Is ‘I do’ all it takes?
25 October 2013
The proposed marriage tax break is due to target one third of married couples (generally middle earners). The focus of the message is on marriage as the basis for a family. It’s not been a crowd pleaser, with critics including:
- The single parent charity: it stigmatises single parent families
- The economists: it will lead to refusals of pay rises
- The Conservative backbencher: it should have been for all married couples regardless of income
The Centre for Social Justice has argued that the main point is to encourage commitment and lasting relationships—the focus on marriage is just because it’s easier to identify married people than cohabiting people in the tax system.
There is no denying that stable relationships are important, at all stages of life, and that work towards supporting people to maintain good relationships should be applauded. My main focus this year has been on working with charities supporting offenders (or ex-offenders) with their relationships, including those with partners, as an important pathway to rehabilitation. We are working to help these charities measure the impact of their work.
On this project, it has been interesting to see the work of charities aimed at helping offenders distinguish between positive and negative relationships. So, while a charity might support an offender to sustain a positive relationship, ending a negative one can be a successful outcome too. This could be an abusive relationship, or one associated with a destructive influence such as drug use. And here’s where the message of the proposed policy becomes particularly debatable.

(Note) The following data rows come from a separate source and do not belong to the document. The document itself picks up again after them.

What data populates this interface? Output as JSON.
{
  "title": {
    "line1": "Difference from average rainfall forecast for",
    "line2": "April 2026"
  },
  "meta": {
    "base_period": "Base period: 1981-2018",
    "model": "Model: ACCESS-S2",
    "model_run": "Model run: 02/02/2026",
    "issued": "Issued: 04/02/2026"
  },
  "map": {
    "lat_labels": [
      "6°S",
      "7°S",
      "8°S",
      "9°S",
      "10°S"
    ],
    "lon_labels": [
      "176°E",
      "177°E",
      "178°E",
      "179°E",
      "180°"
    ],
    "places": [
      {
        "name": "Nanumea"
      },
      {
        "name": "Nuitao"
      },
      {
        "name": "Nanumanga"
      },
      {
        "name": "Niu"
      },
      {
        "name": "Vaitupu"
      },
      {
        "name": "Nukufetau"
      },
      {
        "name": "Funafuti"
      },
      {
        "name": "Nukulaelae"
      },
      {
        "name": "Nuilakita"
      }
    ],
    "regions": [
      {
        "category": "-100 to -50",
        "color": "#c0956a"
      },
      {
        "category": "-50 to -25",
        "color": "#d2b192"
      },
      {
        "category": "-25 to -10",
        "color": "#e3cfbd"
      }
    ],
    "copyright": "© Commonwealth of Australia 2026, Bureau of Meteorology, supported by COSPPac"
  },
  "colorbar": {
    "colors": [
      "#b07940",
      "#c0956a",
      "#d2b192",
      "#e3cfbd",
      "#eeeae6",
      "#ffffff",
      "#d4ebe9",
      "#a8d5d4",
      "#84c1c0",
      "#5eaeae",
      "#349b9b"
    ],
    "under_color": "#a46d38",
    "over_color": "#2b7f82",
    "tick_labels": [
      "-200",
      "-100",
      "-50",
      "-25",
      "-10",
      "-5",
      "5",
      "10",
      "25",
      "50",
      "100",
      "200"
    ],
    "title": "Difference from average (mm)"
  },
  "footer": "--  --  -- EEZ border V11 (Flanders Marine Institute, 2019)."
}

The policy is in danger of implying that being in a relationship is always better than not being in one. When I interviewed parents about their reasons for separation, as part of a research project for the Child Support Agency, I uncovered tortuous stories of couples separating. These were not marriage or relationship break ups on a whim. Research comparing couple families experiencing high levels of conflict with single parent families found that children fare less well in conflicted couple families. And as some have stated, the policy risks underplaying the significance of domestic violence, including forced marriage (research I carried out in 2009 suggested 5,000 to 8,000 cases of forced marriage a year).
The policy might also imply that it’s up to you as an individual whether you want to fall in love, marry and stay together, that it’s a deliberate choice completely within your control, that we shun commitment and need encouragement. And that there’s no luck involved. With so many people using dating websites to find a long-term partner, I’m not convinced we need to be told that ‘commitment, responsibility and stability that helps to bind families’ is a good thing.
As the rehabilitation organisations we are working with know well, supporting positive choices to help individuals build a positive future might end in “I do” but, equally, it might not. A slightly more complex message perhaps, but an important one.